Described as the hottest place on
earth, Death Valley is bleak. I can feel
the saliva drying in my mouth as I type, the hot desert air smothering the
hotel room in an invisible thermal blanket.
‘It never rains here’ our waiter said at dinner time. Really?
You’d never have guessed from looking at the grey, stony and powdery
ground that stretches out in every direction.
It’s a miracle that anything manages to grow but somehow it does.
|
Bare rocky landscape of Death Valley |
The landscape around Zabriskie
Point reminds me of Georgia O’Keefe’s wonderful painted desert scenes. All that is missing from the rich, brown
earth tones and undulating rock formations are a few bleached skulls.
|
Rich brown mountain landscape |
|
Views from Zabriskie Point |
|
Just like a Georgia O'Keefe painting |
The land is rich in minerals and
was once mined for gold, borax and talc.
Fortunes were made and lost, towns prospered then died out like
Rhyolite.
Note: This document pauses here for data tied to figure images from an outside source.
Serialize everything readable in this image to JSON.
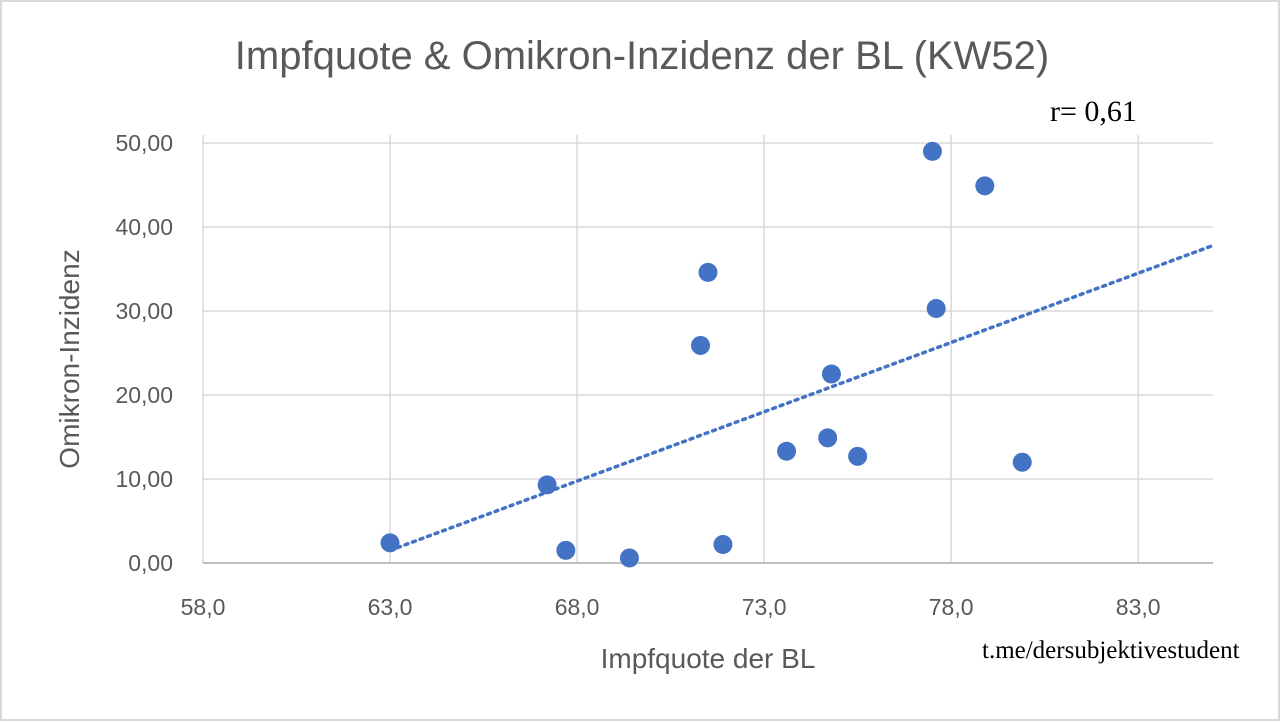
{
  "chart_data": {
    "type": "scatter",
    "title": "Impfquote & Omikron-Inzidenz der BL (KW52)",
    "xlabel": "Impfquote der BL",
    "ylabel": "Omikron-Inzidenz",
    "xlim": [
      58.0,
      85.0
    ],
    "ylim": [
      0.0,
      50.0
    ],
    "x_ticks": [
      58.0,
      63.0,
      68.0,
      73.0,
      78.0,
      83.0
    ],
    "y_ticks": [
      0.0,
      10.0,
      20.0,
      30.0,
      40.0,
      50.0
    ],
    "x_tick_labels": [
      "58,0",
      "63,0",
      "68,0",
      "73,0",
      "78,0",
      "83,0"
    ],
    "y_tick_labels": [
      "0,00",
      "10,00",
      "20,00",
      "30,00",
      "40,00",
      "50,00"
    ],
    "grid": true,
    "legend": "none",
    "point_color": "#4472c4",
    "series": [
      {
        "points": [
          {
            "x": 63.0,
            "y": 2.4
          },
          {
            "x": 67.2,
            "y": 9.3
          },
          {
            "x": 67.7,
            "y": 1.5
          },
          {
            "x": 69.4,
            "y": 0.6
          },
          {
            "x": 71.3,
            "y": 25.9
          },
          {
            "x": 71.5,
            "y": 34.6
          },
          {
            "x": 71.9,
            "y": 2.2
          },
          {
            "x": 73.6,
            "y": 13.3
          },
          {
            "x": 74.7,
            "y": 14.9
          },
          {
            "x": 74.8,
            "y": 22.5
          },
          {
            "x": 75.5,
            "y": 12.7
          },
          {
            "x": 77.5,
            "y": 49.0
          },
          {
            "x": 77.6,
            "y": 30.3
          },
          {
            "x": 78.9,
            "y": 44.9
          },
          {
            "x": 79.9,
            "y": 12.0
          }
        ]
      }
    ],
    "trendline": {
      "type": "linear",
      "style": "dotted",
      "color": "#4472c4",
      "from": {
        "x": 63.0,
        "y": 1.5
      },
      "to": {
        "x": 85.0,
        "y": 37.8
      }
    },
    "annotation": "r=  0,61"
  },
  "watermark": "t.me/dersubjektivestudent"
}
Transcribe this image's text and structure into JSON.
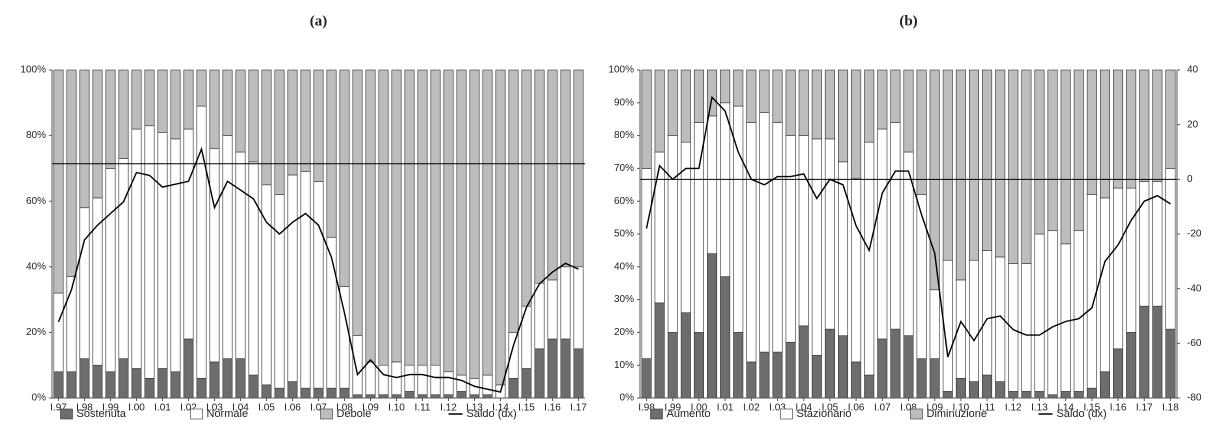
{
  "chart_data": [
    {
      "type": "bar",
      "stacked": true,
      "title": "(a)",
      "categories": [
        "I.97",
        null,
        "I.98",
        null,
        "I.99",
        null,
        "I.00",
        null,
        "I.01",
        null,
        "I.02",
        null,
        "I.03",
        null,
        "I.04",
        null,
        "I.05",
        null,
        "I.06",
        null,
        "I.07",
        null,
        "I.08",
        null,
        "I.09",
        null,
        "I.10",
        null,
        "I.11",
        null,
        "I.12",
        null,
        "I.13",
        null,
        "I.14",
        null,
        "I.15",
        null,
        "I.16",
        null,
        "I.17"
      ],
      "series": [
        {
          "name": "Sostenuta",
          "color": "#6d6d6d",
          "values": [
            8,
            8,
            12,
            10,
            8,
            12,
            9,
            6,
            9,
            8,
            18,
            6,
            11,
            12,
            12,
            7,
            4,
            3,
            5,
            3,
            3,
            3,
            3,
            1,
            1,
            1,
            1,
            2,
            1,
            1,
            1,
            2,
            1,
            1,
            0,
            6,
            9,
            15,
            18,
            18,
            15
          ]
        },
        {
          "name": "Normale",
          "color": "#ffffff",
          "values": [
            24,
            29,
            46,
            51,
            62,
            61,
            73,
            77,
            72,
            71,
            64,
            83,
            65,
            68,
            63,
            65,
            61,
            59,
            63,
            66,
            63,
            46,
            31,
            18,
            10,
            9,
            10,
            8,
            9,
            9,
            7,
            5,
            5,
            6,
            4,
            14,
            19,
            20,
            18,
            22,
            25
          ]
        },
        {
          "name": "Debole",
          "color": "#bdbdbd",
          "values": [
            68,
            63,
            42,
            39,
            30,
            27,
            18,
            17,
            19,
            21,
            18,
            11,
            24,
            20,
            25,
            28,
            35,
            38,
            32,
            31,
            34,
            51,
            66,
            81,
            89,
            90,
            89,
            90,
            90,
            90,
            92,
            93,
            94,
            93,
            96,
            80,
            72,
            65,
            64,
            60,
            60
          ]
        },
        {
          "name": "Saldo (dx)",
          "type": "line",
          "axis": "y2",
          "color": "#000000",
          "values": [
            -54,
            -43,
            -26,
            -21,
            -17,
            -13,
            -3,
            -4,
            -8,
            -7,
            -6,
            5,
            -15,
            -6,
            -9,
            -12,
            -20,
            -24,
            -20,
            -17,
            -21,
            -32,
            -51,
            -72,
            -67,
            -72,
            -73,
            -72,
            -72,
            -73,
            -73,
            -74,
            -76,
            -77,
            -78,
            -62,
            -49,
            -41,
            -37,
            -34,
            -36
          ]
        }
      ],
      "ylim": [
        0,
        100
      ],
      "yticks": [
        {
          "value": 0,
          "label": "0%"
        },
        {
          "value": 20,
          "label": "20%"
        },
        {
          "value": 40,
          "label": "40%"
        },
        {
          "value": 60,
          "label": "60%"
        },
        {
          "value": 80,
          "label": "80%"
        },
        {
          "value": 100,
          "label": "100%"
        }
      ],
      "y2lim": [
        -80,
        32
      ]
    },
    {
      "type": "bar",
      "stacked": true,
      "title": "(b)",
      "categories": [
        "I.98",
        null,
        "I.99",
        null,
        "I.00",
        null,
        "I.01",
        null,
        "I.02",
        null,
        "I.03",
        null,
        "I.04",
        null,
        "I.05",
        null,
        "I.06",
        null,
        "I.07",
        null,
        "I.08",
        null,
        "I.09",
        null,
        "I.10",
        null,
        "I.11",
        null,
        "I.12",
        null,
        "I.13",
        null,
        "I.14",
        null,
        "I.15",
        null,
        "I.16",
        null,
        "I.17",
        null,
        "I.18"
      ],
      "series": [
        {
          "name": "Aumento",
          "color": "#6d6d6d",
          "values": [
            12,
            29,
            20,
            26,
            20,
            44,
            37,
            20,
            11,
            14,
            14,
            17,
            22,
            13,
            21,
            19,
            11,
            7,
            18,
            21,
            19,
            12,
            12,
            2,
            6,
            5,
            7,
            5,
            2,
            2,
            2,
            1,
            2,
            2,
            3,
            8,
            15,
            20,
            28,
            28,
            21
          ]
        },
        {
          "name": "Stazionario",
          "color": "#ffffff",
          "values": [
            58,
            46,
            60,
            52,
            64,
            42,
            53,
            69,
            73,
            73,
            70,
            63,
            58,
            66,
            58,
            53,
            56,
            71,
            64,
            63,
            56,
            50,
            21,
            40,
            30,
            37,
            38,
            38,
            39,
            39,
            48,
            50,
            45,
            49,
            59,
            53,
            49,
            44,
            38,
            38,
            49
          ]
        },
        {
          "name": "Diminuzione",
          "color": "#bdbdbd",
          "values": [
            30,
            25,
            20,
            22,
            16,
            14,
            10,
            11,
            16,
            13,
            16,
            20,
            20,
            21,
            21,
            28,
            33,
            22,
            18,
            16,
            25,
            38,
            67,
            58,
            64,
            58,
            55,
            57,
            59,
            59,
            50,
            49,
            53,
            49,
            38,
            39,
            36,
            36,
            34,
            34,
            30
          ]
        },
        {
          "name": "Saldo (dx)",
          "type": "line",
          "axis": "y2",
          "color": "#000000",
          "values": [
            -18,
            5,
            0,
            4,
            4,
            30,
            25,
            10,
            0,
            -2,
            1,
            1,
            2,
            -7,
            0,
            -2,
            -17,
            -26,
            -5,
            3,
            3,
            -13,
            -27,
            -65,
            -52,
            -59,
            -51,
            -50,
            -55,
            -57,
            -57,
            -54,
            -52,
            -51,
            -47,
            -30,
            -24,
            -15,
            -8,
            -6,
            -9
          ]
        }
      ],
      "ylim": [
        0,
        100
      ],
      "yticks": [
        {
          "value": 0,
          "label": "0%"
        },
        {
          "value": 10,
          "label": "10%"
        },
        {
          "value": 20,
          "label": "20%"
        },
        {
          "value": 30,
          "label": "30%"
        },
        {
          "value": 40,
          "label": "40%"
        },
        {
          "value": 50,
          "label": "50%"
        },
        {
          "value": 60,
          "label": "60%"
        },
        {
          "value": 70,
          "label": "70%"
        },
        {
          "value": 80,
          "label": "80%"
        },
        {
          "value": 90,
          "label": "90%"
        },
        {
          "value": 100,
          "label": "100%"
        }
      ],
      "y2lim": [
        -80,
        40
      ],
      "y2ticks": [
        -80,
        -60,
        -40,
        -20,
        0,
        20,
        40
      ]
    }
  ]
}
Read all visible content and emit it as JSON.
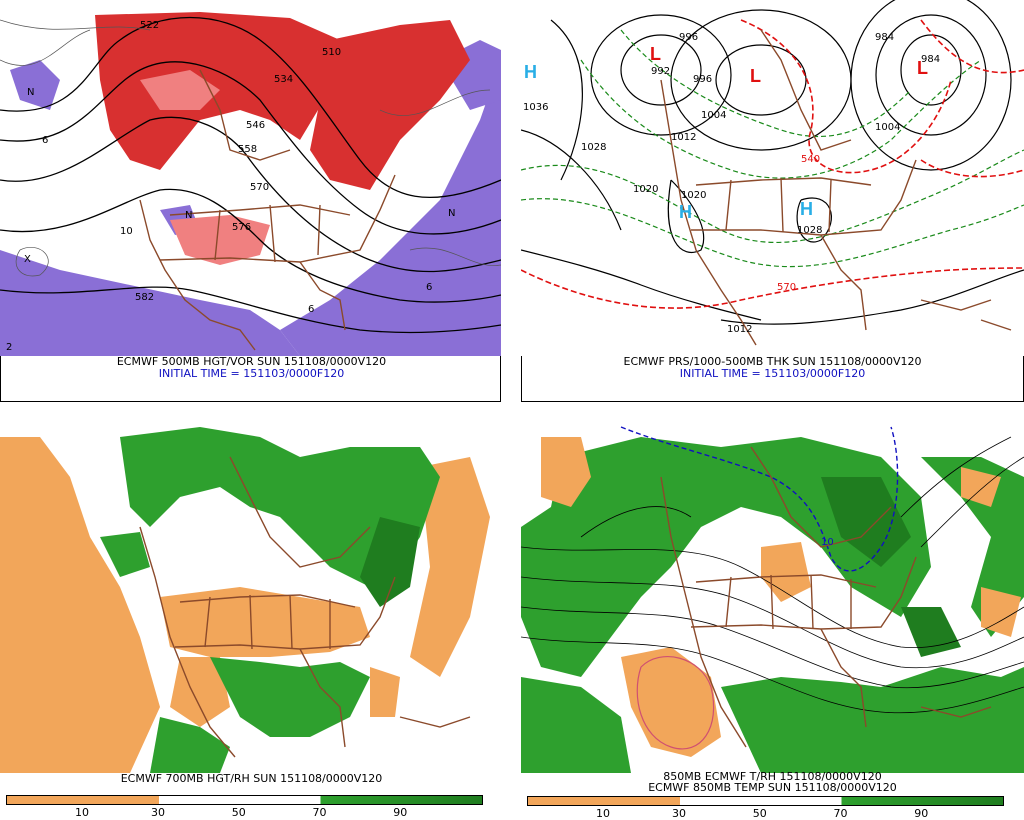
{
  "panels": {
    "p500": {
      "caption": "ECMWF 500MB HGT/VOR SUN 151108/0000V120",
      "caption2": "INITIAL TIME = 151103/0000F120",
      "labels": [
        "522",
        "546",
        "558",
        "570",
        "576",
        "582",
        "510",
        "534",
        "N",
        "N",
        "X",
        "10",
        "6",
        "2",
        "6",
        "6",
        "N"
      ]
    },
    "pthk": {
      "caption": "ECMWF PRS/1000-500MB THK SUN 151108/0000V120",
      "caption2": "INITIAL TIME = 151103/0000F120",
      "labels": [
        "L",
        "L",
        "L",
        "H",
        "H",
        "H",
        "996",
        "992",
        "996",
        "1004",
        "1012",
        "1020",
        "1020",
        "1028",
        "1028",
        "1036",
        "1012",
        "984",
        "984",
        "1004",
        "540",
        "570"
      ]
    },
    "p700": {
      "caption": "ECMWF 700MB HGT/RH SUN 151108/0000V120",
      "colorbar": {
        "ticks": [
          "10",
          "30",
          "50",
          "70",
          "90"
        ]
      }
    },
    "p850": {
      "caption": "850MB ECMWF T/RH 151108/0000V120",
      "caption2": "ECMWF 850MB TEMP SUN 151108/0000V120",
      "colorbar": {
        "ticks": [
          "10",
          "30",
          "50",
          "70",
          "90"
        ]
      },
      "labels": [
        "10"
      ]
    }
  },
  "colors": {
    "vort_red": "#d83030",
    "vort_red_light": "#f08080",
    "vort_purple": "#8a6fd6",
    "rh_dry": "#f2a65a",
    "rh_moist": "#2ea02e",
    "rh_moist_dark": "#1f7d1f",
    "geography": "#8b4a2b",
    "thk_red": "#e01010",
    "thk_green": "#1a8a1a",
    "hi_blue": "#29aee6",
    "lo_red": "#e01010"
  }
}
All that is left of the once
thriving frontier town is a few ruins
baking in the sun.
|
Rhyolite ruins |
|
This town is nothing but a ghost town |
|
All that's left of the frontier town of Rhyolite |
It’s hard to imagine that this
barren, parched plain was a prosperous metropolis with a population of around
8,000 people.
|
Lowest of the low |
Death Valley is the antidote to
the excesses and gaudiness of Las Vegas.
The tacky multi coloured neon signs and noisy, smoky casinos are
gone. Only a star lit sky and the soft
sounds of a dark desert night remain.
|
Mad dogs and English tourists out in the mid-day sun |
From the decadent luxury of The
Cosmopolitan to the rustic charm of simple desert life. We’re spending the night in Death Valley at
Stovepipe Wells Village.
|
Stovepipe Wells Village |
|
Room 12 |
The countdown to our adventure’s
end has now begun with only 5 more days remaining until we go home. We’ve almost closed our loop, travelling
2,013 miles since we left San Francisco three weeks ago.